Jesse: [00:16:27] And so the computer analogy there would be, it's like there's some program in my DNA, memory in my DNA, and this mRNA is essentially activating the software. It's like a temporary software patch that's going to create-
Jason: [00:16:39] What I would say is the mRNA is the software your cell is currently executing. That's a good way to think about it. There's a lot of different options in your genome of what code you want to run and depending on what's going on with your cell at a given time, it turns on different parts of the DNA and converts them to RNA, and then it executes them. RNA is like the code you're actively executing. What Moderna does is they pop in and they say, "Here's some RNA, run it." And your cell dutifully runs it because that's what it does when it sees RNA. And so the idea behind Moderna is in this moment, you want to put in RNA for COVID, but tomorrow it could be RNA for cancer treatment, or heart disease, or whatever. Your cells can do pretty powerful stuff if you just gave them the right code, then you could deal with disease X, Y, or Z. That's theory of Moderna.

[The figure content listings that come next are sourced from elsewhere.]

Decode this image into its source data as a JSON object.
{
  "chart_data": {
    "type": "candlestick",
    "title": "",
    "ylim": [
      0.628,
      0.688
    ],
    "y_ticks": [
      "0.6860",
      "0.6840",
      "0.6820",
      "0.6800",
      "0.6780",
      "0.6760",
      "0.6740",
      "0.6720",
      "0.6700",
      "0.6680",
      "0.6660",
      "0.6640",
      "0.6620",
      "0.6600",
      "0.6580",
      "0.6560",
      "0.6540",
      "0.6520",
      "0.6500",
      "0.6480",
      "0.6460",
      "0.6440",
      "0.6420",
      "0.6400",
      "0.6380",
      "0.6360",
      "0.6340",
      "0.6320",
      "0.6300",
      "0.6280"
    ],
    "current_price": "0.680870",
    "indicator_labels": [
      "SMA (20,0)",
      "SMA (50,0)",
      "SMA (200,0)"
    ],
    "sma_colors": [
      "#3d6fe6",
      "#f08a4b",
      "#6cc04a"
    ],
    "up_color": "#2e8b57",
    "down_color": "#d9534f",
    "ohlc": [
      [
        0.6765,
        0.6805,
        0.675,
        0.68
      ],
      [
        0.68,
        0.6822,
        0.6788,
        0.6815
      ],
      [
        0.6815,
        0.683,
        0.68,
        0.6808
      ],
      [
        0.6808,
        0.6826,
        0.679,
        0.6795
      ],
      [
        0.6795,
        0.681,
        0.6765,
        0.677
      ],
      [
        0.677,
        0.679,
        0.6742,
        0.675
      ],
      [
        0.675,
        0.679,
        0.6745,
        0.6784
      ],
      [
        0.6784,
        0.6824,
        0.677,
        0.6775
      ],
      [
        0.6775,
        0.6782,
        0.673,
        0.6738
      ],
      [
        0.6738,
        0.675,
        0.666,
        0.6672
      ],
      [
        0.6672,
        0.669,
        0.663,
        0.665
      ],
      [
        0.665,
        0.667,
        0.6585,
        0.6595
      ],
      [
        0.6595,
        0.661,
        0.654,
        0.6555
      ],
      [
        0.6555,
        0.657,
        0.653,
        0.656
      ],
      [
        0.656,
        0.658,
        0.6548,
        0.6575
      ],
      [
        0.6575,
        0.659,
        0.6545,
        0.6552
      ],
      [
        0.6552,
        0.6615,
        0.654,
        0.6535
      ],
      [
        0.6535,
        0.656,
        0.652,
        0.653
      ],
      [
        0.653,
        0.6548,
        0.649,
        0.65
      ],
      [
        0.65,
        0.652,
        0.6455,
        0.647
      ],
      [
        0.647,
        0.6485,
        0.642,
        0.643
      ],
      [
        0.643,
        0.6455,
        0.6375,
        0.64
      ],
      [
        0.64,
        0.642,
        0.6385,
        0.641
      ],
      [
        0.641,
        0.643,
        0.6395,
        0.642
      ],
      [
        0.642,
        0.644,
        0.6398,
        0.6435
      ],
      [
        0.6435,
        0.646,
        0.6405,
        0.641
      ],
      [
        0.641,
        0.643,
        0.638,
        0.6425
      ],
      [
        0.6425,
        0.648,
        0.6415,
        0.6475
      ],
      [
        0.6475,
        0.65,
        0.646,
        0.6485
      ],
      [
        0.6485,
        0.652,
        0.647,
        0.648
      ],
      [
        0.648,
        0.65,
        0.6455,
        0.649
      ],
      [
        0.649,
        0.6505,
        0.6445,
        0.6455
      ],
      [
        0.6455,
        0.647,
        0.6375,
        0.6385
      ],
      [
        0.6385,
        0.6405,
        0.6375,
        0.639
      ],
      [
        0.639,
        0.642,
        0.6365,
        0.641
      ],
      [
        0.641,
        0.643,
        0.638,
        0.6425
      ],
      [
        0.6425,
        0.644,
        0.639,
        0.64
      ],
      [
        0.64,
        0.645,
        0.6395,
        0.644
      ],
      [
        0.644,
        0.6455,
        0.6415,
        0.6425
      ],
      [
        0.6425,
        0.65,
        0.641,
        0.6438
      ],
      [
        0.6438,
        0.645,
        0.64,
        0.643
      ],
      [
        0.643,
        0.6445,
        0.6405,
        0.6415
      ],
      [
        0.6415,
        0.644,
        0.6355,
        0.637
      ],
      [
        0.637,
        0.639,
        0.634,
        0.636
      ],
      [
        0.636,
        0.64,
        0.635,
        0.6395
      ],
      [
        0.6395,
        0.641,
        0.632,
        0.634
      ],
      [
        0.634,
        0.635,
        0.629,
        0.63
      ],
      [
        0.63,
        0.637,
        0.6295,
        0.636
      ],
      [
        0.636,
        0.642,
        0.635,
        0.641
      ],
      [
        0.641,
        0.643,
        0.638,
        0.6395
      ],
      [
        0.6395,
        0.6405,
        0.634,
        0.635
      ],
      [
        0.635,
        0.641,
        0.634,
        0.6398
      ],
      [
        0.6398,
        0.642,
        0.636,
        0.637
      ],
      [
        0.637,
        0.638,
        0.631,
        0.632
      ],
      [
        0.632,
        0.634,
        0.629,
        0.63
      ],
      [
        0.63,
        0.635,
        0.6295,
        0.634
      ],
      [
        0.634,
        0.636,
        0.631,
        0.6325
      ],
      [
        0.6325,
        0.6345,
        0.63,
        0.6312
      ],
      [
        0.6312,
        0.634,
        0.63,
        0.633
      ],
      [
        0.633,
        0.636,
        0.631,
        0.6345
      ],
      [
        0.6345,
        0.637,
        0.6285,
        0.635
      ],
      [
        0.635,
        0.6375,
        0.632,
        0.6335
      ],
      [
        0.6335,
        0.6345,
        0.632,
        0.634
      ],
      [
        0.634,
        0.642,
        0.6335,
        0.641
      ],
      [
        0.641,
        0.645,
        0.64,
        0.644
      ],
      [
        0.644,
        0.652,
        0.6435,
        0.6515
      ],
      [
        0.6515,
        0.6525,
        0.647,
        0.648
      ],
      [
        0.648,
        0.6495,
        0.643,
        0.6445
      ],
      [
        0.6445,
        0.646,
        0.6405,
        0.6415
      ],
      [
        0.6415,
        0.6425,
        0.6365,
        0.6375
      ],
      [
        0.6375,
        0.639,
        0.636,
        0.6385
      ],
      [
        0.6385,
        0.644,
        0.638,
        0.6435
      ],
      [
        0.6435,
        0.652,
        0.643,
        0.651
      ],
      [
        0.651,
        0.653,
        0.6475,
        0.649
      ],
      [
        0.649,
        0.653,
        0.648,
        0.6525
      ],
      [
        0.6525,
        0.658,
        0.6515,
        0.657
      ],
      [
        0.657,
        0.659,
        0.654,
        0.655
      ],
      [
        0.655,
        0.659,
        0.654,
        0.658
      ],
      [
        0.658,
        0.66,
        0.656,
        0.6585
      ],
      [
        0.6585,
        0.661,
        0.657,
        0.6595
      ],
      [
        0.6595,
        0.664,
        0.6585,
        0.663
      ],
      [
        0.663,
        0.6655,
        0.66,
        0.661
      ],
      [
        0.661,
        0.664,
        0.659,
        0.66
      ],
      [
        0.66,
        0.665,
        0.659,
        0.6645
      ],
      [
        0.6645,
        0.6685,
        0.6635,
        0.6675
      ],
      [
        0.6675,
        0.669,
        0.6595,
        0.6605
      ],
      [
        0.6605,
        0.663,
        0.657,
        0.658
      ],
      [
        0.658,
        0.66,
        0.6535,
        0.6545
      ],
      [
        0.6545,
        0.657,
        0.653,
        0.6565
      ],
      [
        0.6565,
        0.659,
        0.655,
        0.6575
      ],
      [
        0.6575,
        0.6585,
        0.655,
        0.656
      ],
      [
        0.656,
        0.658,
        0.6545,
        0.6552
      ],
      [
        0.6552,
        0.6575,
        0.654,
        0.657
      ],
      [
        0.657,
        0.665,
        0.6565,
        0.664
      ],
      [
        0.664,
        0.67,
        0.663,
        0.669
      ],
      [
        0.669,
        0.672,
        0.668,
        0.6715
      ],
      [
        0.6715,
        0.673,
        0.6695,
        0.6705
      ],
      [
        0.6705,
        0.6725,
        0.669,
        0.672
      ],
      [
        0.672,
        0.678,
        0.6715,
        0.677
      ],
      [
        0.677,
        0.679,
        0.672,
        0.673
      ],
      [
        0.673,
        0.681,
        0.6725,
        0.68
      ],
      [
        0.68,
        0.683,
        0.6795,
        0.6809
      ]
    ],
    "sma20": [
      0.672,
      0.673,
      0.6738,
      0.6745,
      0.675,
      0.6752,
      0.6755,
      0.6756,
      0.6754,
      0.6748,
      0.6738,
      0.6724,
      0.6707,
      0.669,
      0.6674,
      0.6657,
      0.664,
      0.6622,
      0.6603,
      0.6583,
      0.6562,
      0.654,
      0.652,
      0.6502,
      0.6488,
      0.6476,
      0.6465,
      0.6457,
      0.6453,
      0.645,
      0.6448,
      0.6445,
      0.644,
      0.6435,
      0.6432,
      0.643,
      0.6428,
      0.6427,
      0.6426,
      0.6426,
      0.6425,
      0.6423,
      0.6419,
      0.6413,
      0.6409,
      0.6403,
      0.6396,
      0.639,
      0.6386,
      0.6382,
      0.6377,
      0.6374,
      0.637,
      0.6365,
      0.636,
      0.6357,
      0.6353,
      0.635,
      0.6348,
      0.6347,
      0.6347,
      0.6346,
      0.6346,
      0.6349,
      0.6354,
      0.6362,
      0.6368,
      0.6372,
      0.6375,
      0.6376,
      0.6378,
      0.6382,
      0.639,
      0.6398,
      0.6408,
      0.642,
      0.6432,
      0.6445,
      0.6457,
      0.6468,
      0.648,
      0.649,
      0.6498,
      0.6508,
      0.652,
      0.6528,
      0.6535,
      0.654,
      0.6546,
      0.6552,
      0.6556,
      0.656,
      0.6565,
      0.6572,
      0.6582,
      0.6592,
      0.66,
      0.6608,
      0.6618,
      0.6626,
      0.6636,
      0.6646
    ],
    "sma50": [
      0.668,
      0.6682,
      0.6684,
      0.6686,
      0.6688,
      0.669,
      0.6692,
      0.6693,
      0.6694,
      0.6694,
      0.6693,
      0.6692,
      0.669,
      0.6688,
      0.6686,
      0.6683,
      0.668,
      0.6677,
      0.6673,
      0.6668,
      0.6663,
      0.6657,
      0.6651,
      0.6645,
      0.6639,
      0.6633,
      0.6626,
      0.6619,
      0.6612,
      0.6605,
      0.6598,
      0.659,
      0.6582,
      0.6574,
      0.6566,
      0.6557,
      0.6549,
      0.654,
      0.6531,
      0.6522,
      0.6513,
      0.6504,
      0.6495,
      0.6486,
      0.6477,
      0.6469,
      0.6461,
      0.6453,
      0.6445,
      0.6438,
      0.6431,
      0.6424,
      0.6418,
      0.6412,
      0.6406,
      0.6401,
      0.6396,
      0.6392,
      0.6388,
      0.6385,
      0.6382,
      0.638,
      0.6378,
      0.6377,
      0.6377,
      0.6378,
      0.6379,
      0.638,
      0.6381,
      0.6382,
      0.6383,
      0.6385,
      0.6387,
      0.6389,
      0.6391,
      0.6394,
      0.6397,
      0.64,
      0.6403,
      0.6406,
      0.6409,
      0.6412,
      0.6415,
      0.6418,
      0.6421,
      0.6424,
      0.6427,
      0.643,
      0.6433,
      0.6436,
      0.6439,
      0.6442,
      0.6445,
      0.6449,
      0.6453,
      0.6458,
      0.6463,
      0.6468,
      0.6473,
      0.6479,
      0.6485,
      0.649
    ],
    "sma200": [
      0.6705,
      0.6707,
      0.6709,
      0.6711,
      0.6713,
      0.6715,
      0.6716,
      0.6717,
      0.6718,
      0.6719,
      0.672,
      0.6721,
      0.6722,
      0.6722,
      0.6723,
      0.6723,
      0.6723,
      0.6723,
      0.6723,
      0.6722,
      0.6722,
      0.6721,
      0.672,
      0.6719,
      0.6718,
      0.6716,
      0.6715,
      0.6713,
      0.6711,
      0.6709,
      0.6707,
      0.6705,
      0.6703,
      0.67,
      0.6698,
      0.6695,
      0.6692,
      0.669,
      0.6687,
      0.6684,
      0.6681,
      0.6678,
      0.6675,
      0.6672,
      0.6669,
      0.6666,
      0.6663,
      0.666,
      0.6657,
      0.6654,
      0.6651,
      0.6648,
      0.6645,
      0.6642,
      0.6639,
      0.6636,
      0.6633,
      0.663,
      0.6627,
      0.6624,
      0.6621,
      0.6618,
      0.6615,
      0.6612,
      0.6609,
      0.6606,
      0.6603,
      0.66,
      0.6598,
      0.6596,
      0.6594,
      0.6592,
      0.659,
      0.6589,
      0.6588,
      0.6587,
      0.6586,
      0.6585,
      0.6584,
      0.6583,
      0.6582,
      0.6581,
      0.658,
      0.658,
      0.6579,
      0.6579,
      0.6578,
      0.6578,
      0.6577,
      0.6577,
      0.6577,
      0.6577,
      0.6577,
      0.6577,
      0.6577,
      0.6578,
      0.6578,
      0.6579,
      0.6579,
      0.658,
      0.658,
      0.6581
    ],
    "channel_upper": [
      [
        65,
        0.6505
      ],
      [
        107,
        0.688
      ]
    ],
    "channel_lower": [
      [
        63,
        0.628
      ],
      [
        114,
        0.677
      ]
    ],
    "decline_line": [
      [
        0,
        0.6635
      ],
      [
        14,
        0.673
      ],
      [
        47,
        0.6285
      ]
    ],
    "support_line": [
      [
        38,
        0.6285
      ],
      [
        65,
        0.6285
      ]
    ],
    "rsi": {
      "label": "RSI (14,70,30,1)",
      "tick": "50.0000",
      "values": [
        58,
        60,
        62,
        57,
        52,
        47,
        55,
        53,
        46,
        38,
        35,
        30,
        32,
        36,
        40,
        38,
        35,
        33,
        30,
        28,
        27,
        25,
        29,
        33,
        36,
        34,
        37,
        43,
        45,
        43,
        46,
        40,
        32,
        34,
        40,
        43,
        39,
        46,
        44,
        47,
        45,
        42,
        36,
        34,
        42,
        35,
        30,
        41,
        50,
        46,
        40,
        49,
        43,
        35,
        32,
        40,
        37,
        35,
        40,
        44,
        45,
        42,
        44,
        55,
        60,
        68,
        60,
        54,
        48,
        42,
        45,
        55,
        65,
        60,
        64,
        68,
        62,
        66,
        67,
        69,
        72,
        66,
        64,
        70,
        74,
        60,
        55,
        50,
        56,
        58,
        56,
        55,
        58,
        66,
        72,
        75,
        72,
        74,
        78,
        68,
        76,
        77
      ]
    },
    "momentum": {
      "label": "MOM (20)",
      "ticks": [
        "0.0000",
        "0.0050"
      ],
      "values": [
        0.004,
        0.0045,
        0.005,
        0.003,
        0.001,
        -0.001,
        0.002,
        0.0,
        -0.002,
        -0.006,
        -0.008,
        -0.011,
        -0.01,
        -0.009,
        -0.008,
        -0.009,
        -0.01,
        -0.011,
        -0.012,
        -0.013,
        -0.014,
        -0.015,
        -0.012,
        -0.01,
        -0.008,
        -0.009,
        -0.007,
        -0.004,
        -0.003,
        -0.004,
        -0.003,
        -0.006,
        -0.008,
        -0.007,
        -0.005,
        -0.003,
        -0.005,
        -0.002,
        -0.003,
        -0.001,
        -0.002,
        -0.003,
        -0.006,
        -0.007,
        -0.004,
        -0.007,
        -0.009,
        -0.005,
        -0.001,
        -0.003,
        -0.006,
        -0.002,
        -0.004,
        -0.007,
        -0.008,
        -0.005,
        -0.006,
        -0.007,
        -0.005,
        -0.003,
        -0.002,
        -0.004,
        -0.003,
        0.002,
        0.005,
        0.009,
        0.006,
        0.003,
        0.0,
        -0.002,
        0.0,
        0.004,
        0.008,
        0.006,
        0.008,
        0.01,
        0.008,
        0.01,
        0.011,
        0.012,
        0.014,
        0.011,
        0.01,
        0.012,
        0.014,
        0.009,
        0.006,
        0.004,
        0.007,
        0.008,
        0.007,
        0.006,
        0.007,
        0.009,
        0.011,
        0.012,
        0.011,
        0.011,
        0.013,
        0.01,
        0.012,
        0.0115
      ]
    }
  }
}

Jesse: [00:17:24] Is the COVID vaccine the first version of this with human beings and curing something or whatever the word you'd use is protecting against the virus?
Jason: [00:17:32] It is the first ever RNA vaccine.
Jesse: [00:17:36] This is the beginning of, you were just talking about cancer and all these other ailments, it's the first time this technology has ever been used really in human beings to solve a large spread disease effectively.
Jason: [00:17:46] Certainly for a vaccine, yeah. There's been trials. There's an area called gene therapy where you're basically trying to deliver code for the treatment of disease. There are a few diseases where there are drugs like that. This is by far the biggest rollout of an RNA, any kind of nucleic acid, DNA, or RNA drug in history, and the first ever vaccine. It is a huge turning point. From my standpoint, it's basically like being in 1978 with insulin, is what both Moderna and BioNTech, which is the other company, the Pfizer one, those RNA vaccines being as successful as they were with 95% efficacy and the whole thing. To me, that is Genentech and insulin all over again, but for a whole new category of drugs.